Heart rate is quicker than usual, but ECG shows us normal ECG rhythm. Electrical conduction in heart works correctly. Accelerated heart beat is in this case mostly a response to a outer or inner stress situation. We mark this situation as sinus tachycardia.

Psychological factors

Particularly neurasthenic young girls may feel palpitations caused by stress, excitement and so on. The ECG usually shows only normal, but accelerated heart beat. The condition improves by itself or after administering some tranquilizers.

Physical exertion

Physical exertion is associated with heart palpitations. It is a natural reaction; the heart beats faster to supply working muscles with more oxygen.


When level of glucose in blood goes down, defense mechanisms are activated including heart rate acceleration. Hypoglycemic state affects mainly people with diabetes who use insulin or oral anti-diabetic medication.


Lack of hemoglobin causes decreased ability of blood to transport oxygen. The heart responds by accelerating contractions to increase oxygen transport.

Overactive thyroid gland

Overproduction of thyroid hormone is associated with increased heart rate and unpleasant palpitations. In addition, symptoms occur like heat intolerance, sweating, weight loss, increased appetite, etc. The ECG shows a normal accelerated heart rate and in blood tests we can discover increased thyroid hormones levels.


Note: Increased concentration of thyroid hormones can also cause heart rhythm disorder known as atrial fibrillation (more in part III).


Some medications can accelerate heart rate, for example some drugs used to dilate bronchi and some antidepressants.

II. Extrasystoles

Extrasystoles are electric impulses in heart that occur in addition to otherwise normal and regular rhythm. We can also describe them as “premature contractions”. Such extrasystole can emerge in any part of atrium or in a ventricle. ECG detects them quite easily and usually allows distinguishing atrial and ventricular extrasystoles. Extrasystoles are from time to time quite normal and for most people they are asymptomatic. Some people, however, perceive these premature contractions unpleasantly as strong or irregular beats. As a treatment, drugs from group of so-called beta-blockers are administered to stabilize and gently slow the heart rate leading to relief.

III. Arrhythmias associated with accelerated heartbeat

ECG changes include accelerated rhythm associated with arrhythmia presence. Arrhythmias are typical by abnormal heart electric signal emission or conduction.

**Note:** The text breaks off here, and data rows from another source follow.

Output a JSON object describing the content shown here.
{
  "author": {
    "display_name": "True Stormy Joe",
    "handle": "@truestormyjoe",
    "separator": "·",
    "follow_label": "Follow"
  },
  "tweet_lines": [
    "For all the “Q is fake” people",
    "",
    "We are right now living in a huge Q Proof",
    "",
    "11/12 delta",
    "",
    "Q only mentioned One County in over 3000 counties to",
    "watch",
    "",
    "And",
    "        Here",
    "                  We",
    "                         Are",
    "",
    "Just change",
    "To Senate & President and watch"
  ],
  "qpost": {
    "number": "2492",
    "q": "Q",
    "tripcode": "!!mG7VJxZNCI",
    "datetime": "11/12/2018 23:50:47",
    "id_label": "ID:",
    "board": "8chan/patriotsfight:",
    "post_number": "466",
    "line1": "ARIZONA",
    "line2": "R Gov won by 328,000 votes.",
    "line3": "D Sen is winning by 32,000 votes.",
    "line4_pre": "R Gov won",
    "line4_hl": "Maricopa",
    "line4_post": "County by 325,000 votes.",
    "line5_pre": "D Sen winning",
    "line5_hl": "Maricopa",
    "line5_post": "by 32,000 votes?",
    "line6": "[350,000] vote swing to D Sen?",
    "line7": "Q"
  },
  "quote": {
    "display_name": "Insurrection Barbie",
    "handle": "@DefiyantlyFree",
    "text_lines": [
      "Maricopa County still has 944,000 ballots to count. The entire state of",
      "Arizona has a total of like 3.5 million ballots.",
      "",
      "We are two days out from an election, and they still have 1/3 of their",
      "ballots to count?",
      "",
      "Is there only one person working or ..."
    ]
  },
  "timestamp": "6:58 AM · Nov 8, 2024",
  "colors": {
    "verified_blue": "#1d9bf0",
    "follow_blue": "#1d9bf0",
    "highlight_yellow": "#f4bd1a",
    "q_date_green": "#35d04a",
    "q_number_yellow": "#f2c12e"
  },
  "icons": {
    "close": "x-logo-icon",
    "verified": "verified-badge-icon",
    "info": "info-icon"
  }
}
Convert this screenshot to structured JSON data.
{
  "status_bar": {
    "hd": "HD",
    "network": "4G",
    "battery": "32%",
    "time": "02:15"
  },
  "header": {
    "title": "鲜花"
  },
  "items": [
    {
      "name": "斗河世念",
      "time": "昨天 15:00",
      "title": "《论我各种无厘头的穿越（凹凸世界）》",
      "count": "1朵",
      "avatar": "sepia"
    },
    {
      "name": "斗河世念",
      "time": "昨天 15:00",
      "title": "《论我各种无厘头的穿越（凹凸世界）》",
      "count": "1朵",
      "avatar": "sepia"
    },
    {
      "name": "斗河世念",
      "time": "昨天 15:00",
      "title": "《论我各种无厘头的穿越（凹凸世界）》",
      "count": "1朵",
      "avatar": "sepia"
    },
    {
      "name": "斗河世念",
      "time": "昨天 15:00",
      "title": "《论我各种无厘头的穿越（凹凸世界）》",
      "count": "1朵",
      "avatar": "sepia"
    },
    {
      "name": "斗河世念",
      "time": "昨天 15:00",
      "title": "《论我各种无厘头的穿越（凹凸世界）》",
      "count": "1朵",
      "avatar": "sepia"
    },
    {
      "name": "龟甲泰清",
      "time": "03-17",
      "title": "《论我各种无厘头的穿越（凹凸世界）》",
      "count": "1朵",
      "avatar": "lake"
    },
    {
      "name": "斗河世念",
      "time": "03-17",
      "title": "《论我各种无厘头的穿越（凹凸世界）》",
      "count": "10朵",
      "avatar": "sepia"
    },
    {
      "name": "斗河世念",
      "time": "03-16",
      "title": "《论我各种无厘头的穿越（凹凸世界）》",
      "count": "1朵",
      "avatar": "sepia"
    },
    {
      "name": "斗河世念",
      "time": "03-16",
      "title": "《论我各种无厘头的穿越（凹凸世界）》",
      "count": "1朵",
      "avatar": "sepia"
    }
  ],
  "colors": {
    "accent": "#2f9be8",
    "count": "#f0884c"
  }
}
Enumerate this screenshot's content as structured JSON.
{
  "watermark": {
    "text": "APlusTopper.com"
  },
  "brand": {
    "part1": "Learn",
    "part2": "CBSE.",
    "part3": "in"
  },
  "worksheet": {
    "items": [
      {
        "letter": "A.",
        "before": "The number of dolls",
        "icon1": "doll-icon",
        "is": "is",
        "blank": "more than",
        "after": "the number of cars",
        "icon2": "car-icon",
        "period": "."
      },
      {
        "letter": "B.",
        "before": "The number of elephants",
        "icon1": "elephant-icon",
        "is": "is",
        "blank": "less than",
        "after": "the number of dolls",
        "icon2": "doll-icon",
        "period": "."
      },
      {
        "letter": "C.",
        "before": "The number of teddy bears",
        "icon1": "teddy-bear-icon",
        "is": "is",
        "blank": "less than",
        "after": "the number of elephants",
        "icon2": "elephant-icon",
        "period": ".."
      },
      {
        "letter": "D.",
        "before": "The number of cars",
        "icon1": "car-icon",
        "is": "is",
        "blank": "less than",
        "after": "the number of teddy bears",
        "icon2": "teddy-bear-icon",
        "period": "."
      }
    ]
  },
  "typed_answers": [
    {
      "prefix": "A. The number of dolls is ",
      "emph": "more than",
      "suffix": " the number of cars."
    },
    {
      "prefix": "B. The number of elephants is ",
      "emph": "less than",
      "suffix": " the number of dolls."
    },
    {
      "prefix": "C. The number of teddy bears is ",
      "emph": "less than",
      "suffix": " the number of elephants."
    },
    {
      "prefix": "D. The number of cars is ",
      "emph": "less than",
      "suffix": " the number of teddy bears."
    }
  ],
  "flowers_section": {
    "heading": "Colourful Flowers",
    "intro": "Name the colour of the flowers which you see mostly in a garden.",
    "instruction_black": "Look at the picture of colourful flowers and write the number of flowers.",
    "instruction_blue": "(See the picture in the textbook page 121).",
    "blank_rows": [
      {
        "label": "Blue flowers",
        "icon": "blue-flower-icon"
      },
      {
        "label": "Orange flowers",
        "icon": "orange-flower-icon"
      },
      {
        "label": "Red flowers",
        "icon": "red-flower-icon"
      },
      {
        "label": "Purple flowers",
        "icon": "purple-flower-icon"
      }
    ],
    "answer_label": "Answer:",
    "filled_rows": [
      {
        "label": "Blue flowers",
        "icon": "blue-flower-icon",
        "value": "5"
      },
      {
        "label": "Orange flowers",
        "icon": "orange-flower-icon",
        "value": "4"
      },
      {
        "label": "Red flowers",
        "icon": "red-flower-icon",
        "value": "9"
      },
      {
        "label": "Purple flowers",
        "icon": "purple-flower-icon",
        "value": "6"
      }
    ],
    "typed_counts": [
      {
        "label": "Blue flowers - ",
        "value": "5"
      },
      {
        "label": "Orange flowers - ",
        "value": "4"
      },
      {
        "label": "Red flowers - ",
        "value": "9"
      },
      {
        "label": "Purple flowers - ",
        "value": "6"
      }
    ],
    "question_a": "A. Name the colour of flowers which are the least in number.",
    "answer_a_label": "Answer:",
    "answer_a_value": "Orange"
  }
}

Supraventricular tachycardias

This includes the entire group of rhythm disorders that are associated with accelerated heartbeat. Compared to sinus tachycardia (see above I) these arrhythmias usually emerge suddenly and often without a visible causative factor. The issue of these disorders is very complex and will not be further deepened in this article. Let’s just mention one important example, so-called atrial fibrillation. Atrial fibrillation is one of the most common arrhythmias. It is caused by chaotic electric impulse spread in atrium leading to irregular heartbeat and tachycardia or bradycardia. It is easily diagnosed by ECG. Causative factors of atrial fibrillation are numerous (low oxygen supply to the heart, heart failure, valvular heart disease, overactive thyroid gland, etc.). Although atrial fibrillation is not a life threatening condition, it may cause serious complications when untreated (see related article).

Ventricular tachycardia

These are lethal arrhythmias where the electric impulse arises in muscle cells of heart ventricles. This pathology causes extremely quick ventricle contractions. Ventricular tachycardia can cause palpitations, but usually it leads to unconsciousness. Ventricular tachycardia can return back to normal rhythm, but in some cases it changes into fatal arrhythmia known as ventricular fibrillation. Electric defibrillation is in such case the only way how to save affected person’s life.

Diagnostic approach

We shall begin with medical history and physical exam with measuring pulse. ECG is the essential diagnostic method that can show us the majority of pathological conditions causing palpitations. When a person suffers palpitations, it is advisable to check thyroid hormones blood levels as thyroid disorders are very common. If ECG is normal and patient complains about only sporadic palpitations, it is wise to provide long-term Holter monitor.